Een bedrijfsovername is hét moment waarop de ondernemer de structuur van zijn holding tegen het licht moet houden. Niet zelden blijkt die in de loop der jaren te zijn uitgegroeid tot een wirwar van werkmaatschappijen. In sommige ‘gebeurt’ zo goed als niets. Voor de eigenaar is dat vaak reden ze dan ook maar te laten voortbestaan.

Maar in een BV waar je geen aandacht aan schenkt, kan altijd iets voorvallen waar een claim uit voortkomt. De kosten van het opschonen van sluimerende werkmaatschappijen wegen nooit op tegen de risico’s die deze vennootschappen opleveren.

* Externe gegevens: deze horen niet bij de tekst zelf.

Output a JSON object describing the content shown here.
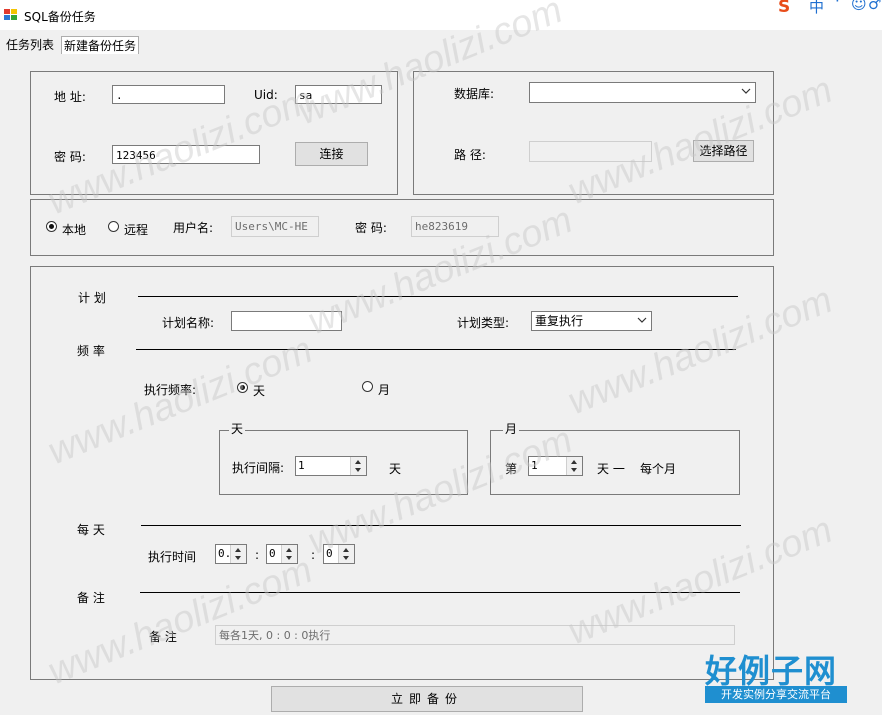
{
  "window": {
    "title": "SQL备份任务",
    "tray": {
      "logo": "S",
      "input_mode": "中",
      "extra": "·",
      "emoji": "☺",
      "settings": "♂"
    }
  },
  "tabs": [
    {
      "label": "任务列表",
      "active": false
    },
    {
      "label": "新建备份任务",
      "active": true
    }
  ],
  "connection": {
    "address_label": "地  址:",
    "address_value": ".",
    "uid_label": "Uid:",
    "uid_value": "sa",
    "password_label": "密  码:",
    "password_value": "123456",
    "connect_button": "连接"
  },
  "database": {
    "database_label": "数据库:",
    "database_value": "",
    "path_label": "路  径:",
    "path_value": "",
    "choose_path_button": "选择路径"
  },
  "location": {
    "local_label": "本地",
    "local_selected": true,
    "remote_label": "远程",
    "remote_selected": false,
    "username_label": "用户名:",
    "username_value": "Users\\MC-HE",
    "password_label": "密  码:",
    "password_value": "he823619"
  },
  "plan": {
    "section_plan": "计  划",
    "plan_name_label": "计划名称:",
    "plan_name_value": "",
    "plan_type_label": "计划类型:",
    "plan_type_value": "重复执行",
    "section_frequency": "频  率",
    "frequency_label": "执行频率:",
    "freq_day_label": "天",
    "freq_day_selected": true,
    "freq_month_label": "月",
    "freq_month_selected": false,
    "day_group_title": "天",
    "interval_label": "执行间隔:",
    "interval_value": "1",
    "interval_unit": "天",
    "month_group_title": "月",
    "month_prefix": "第",
    "month_value": "1",
    "month_suffix": "天 一",
    "month_every": "每个月",
    "section_daily": "每  天",
    "exec_time_label": "执行时间",
    "hour_value": "0.",
    "minute_value": "0",
    "second_value": "0",
    "time_sep1": ":",
    "time_sep2": ":",
    "section_notes": "备  注",
    "notes_label": "备  注",
    "notes_value": "每各1天, 0 : 0 : 0执行"
  },
  "backup_button": "立即备份",
  "watermark": {
    "text": "www.haolizi.com",
    "logo_title": "好例子网",
    "logo_subtitle": "开发实例分享交流平台"
  },
  "colors": {
    "accent": "#1f8fd0",
    "panel": "#f0f0f0",
    "border": "#7a7a7a"
  }
}
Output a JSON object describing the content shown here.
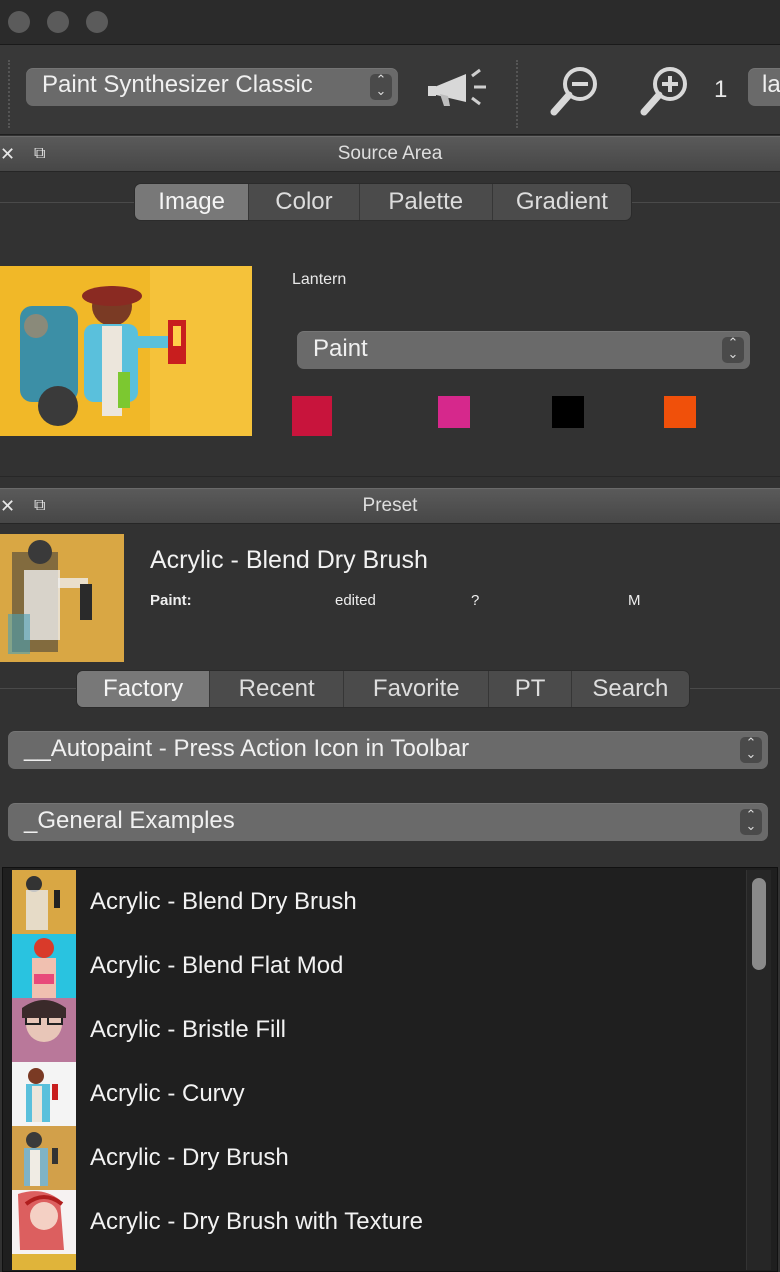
{
  "toolbar": {
    "preset_select": "Paint Synthesizer Classic",
    "zoom_value": "1",
    "truncated_select": "la"
  },
  "source_area": {
    "title": "Source Area",
    "tabs": [
      {
        "label": "Image",
        "active": true
      },
      {
        "label": "Color",
        "active": false
      },
      {
        "label": "Palette",
        "active": false
      },
      {
        "label": "Gradient",
        "active": false
      }
    ],
    "image_name": "Lantern",
    "paint_select": "Paint",
    "swatches": [
      "#c8143c",
      "#d6288c",
      "#000000",
      "#f0500a"
    ]
  },
  "preset": {
    "title": "Preset",
    "name": "Acrylic - Blend Dry Brush",
    "meta": {
      "label": "Paint:",
      "status": "edited",
      "question": "?",
      "size": "M"
    },
    "tabs": [
      {
        "label": "Factory",
        "active": true
      },
      {
        "label": "Recent",
        "active": false
      },
      {
        "label": "Favorite",
        "active": false
      },
      {
        "label": "PT",
        "active": false
      },
      {
        "label": "Search",
        "active": false
      }
    ],
    "category_select": "__Autopaint - Press Action Icon in Toolbar",
    "subcategory_select": "_General Examples",
    "items": [
      {
        "label": "Acrylic - Blend Dry Brush",
        "bg": "#d9a744"
      },
      {
        "label": "Acrylic - Blend Flat Mod",
        "bg": "#29c3e0"
      },
      {
        "label": "Acrylic - Bristle Fill",
        "bg": "#b9789a"
      },
      {
        "label": "Acrylic - Curvy",
        "bg": "#f4f4f4"
      },
      {
        "label": "Acrylic - Dry Brush",
        "bg": "#d2a04a"
      },
      {
        "label": "Acrylic - Dry Brush with Texture",
        "bg": "#f6f2f2"
      }
    ]
  }
}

Werkmaatschappijen vaak uit fiscale overwegingen
Eens per jaar tuigen we in de huiskamer een kerstboom op, maar veel ondernemers zijn jarenlang binnen hun organisatie in alle stilte eenzelfde boom aan BV’s aan het optuigen. Wanneer een opvolging, overdracht of inmenging aan de orde is, komt de ondernemer hoe dan ook bij de notaris voor de aandelenoverdracht. Volgens Marten van der Loo is dit dan ook een ideaal moment de hele boom eens tegen het licht te houden. “Enerzijds moet ik dan de stukken hebben die aantonen hoe deze structuur ontstaan is, anderzijds wil ik ook het verhaal daarachter horen. Vaak is het motief van fiscale aard. Voor een deel van die werkmaatschappijen geldt dat ze daarbuiten weinig bestaansrecht hebben. Het kan bijvoorbeeld zijn dat één personeelslid er af en toe werkzaamheden in verricht voor derden en dat er ook voor die klanten gefactureerd wordt. Goed voor misschien twee procent van de omzet. ‘Allemaal niet zo spannend,’ denkt de ondernemer en hij richt de aandacht op andere BV’s.”
Omgekeerde bewijslast
En daar schuilt ook het gevaar, meent Marten van der Loo. Een personeelslid dat min of meer op zichzelf functioneert, kan altijd een fout maken waaruit een claim voortkomt. Dat is op zich nog tot daar aan toe, maar als de ondernemer ook in andere opzichten deze BV verwaarloost, is de kans reëel dat de jaarrekening te laat wordt gedeponeerd bij de Kamer van Koophandel. “Dan geldt de omgekeerde bewijslast en ben je als eigenaar niet per se meer beschermd bij een faillissement. De curator krijgt het heel makkelijk om door te pakken tot hij in de bovengelegen structuur een natuurlijk persoon tegenkomt en dat kan dan de ondernemer zijn. Een werkmaatschappij schermt je af, zolang je je nauwgezet aan alle wettelijke verplichtingen houdt. Echter hoe meer BV’s je bezit, hoe groter de kans dat je de slapende daarvan te weinig aandacht schenkt. En als er toch maar heel weinig in en mee gebeurt, waarom zou je je dan al die kosten op de hals halen, zoals het opmaken en deponeren van een jaarrekening?”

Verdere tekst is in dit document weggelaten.